Solté sus mejillas despacio, como si no quisiera separar mi piel de la suya, para bajarlas por su cuello delicadamente sin pasarme de la raya con el tacto. Seguí bajando por sus hombros y las moví detrás, llegando hasta su espalda para finalmente, al dejarlas al nivel de su espalda baja y su cintura, abrazarla. Con el autentico y cariñoso abrazo junte nuestros cuerpo tanto como podía para no incomodar a nadie, especialmente a ella, y deje de acercarme cuando sentí un fuerte tacto en mi pecho. Inevitablemente reí ante el sentir lo evidente en mi pecho, pero no era una risa nerviosa o avergonzada, era una tranquila y comprendida, llena de una sonrisa que daba un mensaje claro, me gustaba el contacto que estaba teniendo con ella. Al tener mis brazos prendidos a un nivel casi tan bajo como su cintura, estaba más apegado a ella de lo que estaría con un abrazo normal, si un tercero los viera a los dos en ese momento sin dudas pensaría que lo que está viendo es un acto mas allá del cariño expresado por una pareja. Me quede en esa posición durante unos segundos, mirándola fijamente mientras, con un descaro que podía permitirme, acariciaba su espalda baja a la par que seguía en el abrazo. Sin apartarme ni un milímetro acerque nuevamente mi rostro, sin embargo en esta ocasión mi cabeza fue directa al lado izquierdo de la suya, haciendo que mi mejilla izquierda toque la de ella, mejilla con mejilla.
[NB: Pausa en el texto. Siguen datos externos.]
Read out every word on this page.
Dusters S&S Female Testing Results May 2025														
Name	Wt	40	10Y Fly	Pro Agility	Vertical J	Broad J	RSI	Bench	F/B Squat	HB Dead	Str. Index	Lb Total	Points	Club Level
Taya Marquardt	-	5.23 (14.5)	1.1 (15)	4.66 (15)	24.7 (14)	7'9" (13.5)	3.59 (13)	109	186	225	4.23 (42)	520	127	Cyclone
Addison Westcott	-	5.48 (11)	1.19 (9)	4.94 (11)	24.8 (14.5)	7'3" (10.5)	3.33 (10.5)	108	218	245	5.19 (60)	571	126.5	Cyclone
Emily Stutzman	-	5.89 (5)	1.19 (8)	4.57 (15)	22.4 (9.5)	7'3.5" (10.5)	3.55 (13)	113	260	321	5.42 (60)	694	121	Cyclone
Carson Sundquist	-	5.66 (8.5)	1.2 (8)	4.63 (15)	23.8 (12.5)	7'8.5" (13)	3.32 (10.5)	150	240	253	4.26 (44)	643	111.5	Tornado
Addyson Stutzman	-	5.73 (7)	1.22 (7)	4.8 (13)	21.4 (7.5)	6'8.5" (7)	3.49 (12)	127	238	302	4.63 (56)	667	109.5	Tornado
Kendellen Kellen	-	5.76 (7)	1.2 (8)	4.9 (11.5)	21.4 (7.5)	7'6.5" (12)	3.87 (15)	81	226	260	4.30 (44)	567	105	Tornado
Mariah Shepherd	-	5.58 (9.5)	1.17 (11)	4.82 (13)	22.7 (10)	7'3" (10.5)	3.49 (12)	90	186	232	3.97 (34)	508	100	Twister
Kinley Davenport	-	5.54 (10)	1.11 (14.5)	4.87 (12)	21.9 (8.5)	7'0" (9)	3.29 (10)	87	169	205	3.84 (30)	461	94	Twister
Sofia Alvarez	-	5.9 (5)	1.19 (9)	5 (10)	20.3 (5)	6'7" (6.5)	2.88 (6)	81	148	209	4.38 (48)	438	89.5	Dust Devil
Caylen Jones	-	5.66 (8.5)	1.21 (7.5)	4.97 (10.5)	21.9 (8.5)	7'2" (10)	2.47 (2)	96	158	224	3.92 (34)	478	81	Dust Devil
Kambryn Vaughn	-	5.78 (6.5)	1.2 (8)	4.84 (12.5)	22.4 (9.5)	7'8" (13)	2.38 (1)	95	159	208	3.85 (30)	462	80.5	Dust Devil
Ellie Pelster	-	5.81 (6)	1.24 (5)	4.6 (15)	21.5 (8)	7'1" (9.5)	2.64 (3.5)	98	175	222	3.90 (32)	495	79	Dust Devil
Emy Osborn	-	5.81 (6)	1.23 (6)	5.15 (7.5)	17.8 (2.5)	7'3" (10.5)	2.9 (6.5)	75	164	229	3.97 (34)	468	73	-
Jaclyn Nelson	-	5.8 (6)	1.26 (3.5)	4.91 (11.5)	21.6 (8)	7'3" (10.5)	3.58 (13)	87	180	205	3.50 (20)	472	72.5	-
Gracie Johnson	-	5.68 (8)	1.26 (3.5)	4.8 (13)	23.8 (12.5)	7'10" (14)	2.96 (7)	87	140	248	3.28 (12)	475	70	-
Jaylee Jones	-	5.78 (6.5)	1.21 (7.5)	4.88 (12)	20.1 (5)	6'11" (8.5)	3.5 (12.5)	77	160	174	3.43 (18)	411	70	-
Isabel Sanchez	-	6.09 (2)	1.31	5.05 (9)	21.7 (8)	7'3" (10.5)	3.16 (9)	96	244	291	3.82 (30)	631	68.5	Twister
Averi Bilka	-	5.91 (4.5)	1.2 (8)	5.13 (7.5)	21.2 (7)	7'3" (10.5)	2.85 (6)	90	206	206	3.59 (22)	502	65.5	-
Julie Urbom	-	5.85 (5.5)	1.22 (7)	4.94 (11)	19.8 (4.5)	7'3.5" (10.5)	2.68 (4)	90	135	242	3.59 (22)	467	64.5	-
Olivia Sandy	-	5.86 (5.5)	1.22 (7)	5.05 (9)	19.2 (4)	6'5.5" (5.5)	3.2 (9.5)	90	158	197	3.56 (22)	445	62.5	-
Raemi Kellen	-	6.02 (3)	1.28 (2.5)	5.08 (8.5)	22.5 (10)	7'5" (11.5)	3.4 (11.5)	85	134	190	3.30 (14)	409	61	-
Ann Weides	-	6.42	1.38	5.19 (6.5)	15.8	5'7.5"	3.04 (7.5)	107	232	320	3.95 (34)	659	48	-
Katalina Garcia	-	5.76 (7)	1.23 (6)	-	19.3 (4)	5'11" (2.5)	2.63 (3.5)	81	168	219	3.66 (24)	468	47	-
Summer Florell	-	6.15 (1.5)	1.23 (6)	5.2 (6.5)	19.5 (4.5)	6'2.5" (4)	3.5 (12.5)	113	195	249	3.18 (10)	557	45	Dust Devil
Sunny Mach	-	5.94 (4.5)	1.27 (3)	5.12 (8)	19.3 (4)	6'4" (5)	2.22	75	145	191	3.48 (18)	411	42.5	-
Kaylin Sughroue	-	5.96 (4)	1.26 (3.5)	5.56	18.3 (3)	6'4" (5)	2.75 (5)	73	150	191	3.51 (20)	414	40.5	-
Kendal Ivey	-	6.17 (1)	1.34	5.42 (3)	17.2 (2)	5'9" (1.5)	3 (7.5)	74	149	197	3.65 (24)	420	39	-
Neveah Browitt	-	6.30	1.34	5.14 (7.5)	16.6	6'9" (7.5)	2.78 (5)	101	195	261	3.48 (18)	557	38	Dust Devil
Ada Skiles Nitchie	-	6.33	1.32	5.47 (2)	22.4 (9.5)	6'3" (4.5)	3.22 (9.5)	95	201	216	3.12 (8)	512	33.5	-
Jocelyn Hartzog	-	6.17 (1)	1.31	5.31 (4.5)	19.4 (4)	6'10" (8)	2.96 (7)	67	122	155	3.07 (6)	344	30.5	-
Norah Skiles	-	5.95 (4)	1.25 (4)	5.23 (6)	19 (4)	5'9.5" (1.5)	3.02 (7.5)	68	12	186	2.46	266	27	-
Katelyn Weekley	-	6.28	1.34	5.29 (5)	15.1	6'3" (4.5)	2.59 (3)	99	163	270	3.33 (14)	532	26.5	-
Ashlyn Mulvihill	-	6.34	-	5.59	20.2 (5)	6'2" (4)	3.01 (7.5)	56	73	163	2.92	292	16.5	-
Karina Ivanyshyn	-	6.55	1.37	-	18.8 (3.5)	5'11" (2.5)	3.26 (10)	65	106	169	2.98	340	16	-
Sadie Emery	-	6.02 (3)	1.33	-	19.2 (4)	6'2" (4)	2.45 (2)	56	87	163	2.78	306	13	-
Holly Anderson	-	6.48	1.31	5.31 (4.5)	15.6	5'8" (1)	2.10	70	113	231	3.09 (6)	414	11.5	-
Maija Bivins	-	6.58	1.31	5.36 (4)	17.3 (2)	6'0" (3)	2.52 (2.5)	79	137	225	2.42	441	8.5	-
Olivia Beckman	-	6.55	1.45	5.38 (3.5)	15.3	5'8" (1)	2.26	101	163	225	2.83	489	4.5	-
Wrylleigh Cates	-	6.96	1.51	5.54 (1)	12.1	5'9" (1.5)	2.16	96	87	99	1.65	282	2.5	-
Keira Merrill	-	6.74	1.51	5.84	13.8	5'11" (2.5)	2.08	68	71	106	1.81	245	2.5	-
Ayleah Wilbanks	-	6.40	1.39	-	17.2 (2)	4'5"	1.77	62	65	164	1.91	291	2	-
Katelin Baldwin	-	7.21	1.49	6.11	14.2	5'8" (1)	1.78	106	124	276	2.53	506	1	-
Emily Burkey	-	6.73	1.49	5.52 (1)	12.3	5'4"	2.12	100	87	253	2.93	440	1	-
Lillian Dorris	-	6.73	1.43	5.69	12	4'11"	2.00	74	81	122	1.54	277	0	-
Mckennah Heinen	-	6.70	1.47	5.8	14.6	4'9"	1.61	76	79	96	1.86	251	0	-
En esa posición empecé a oler su cabello, haciendo sonar mi nariz para que Rowena se diera cuenta, veía divertido saber que diría o haría.
 
-No llegues tarde- Le susurre, en esta ocasión mis palabras no tenían picardía ni un tono bromista, poseían anhelo, y hasta un profundo deseo. Casi como si le pidiese por favor que no llegase tarde a nuestro futuro encuentro. –Es una cita- Termine por declarar, no se me veía, pero tenía puesta una sonrisa llena de alegría, de emoción y de paz al tenerla a ella en brazos. Aunque como no, también quería ver cómo reaccionaba ante mis palabras, era una ternura. –Si no estuviera prohibido el acceso de los hombres en los dormitorios de las mujeres podría acompañarte allí- Dije separando un poco mi rostro del suyo para guiñarle un ojo, picaron.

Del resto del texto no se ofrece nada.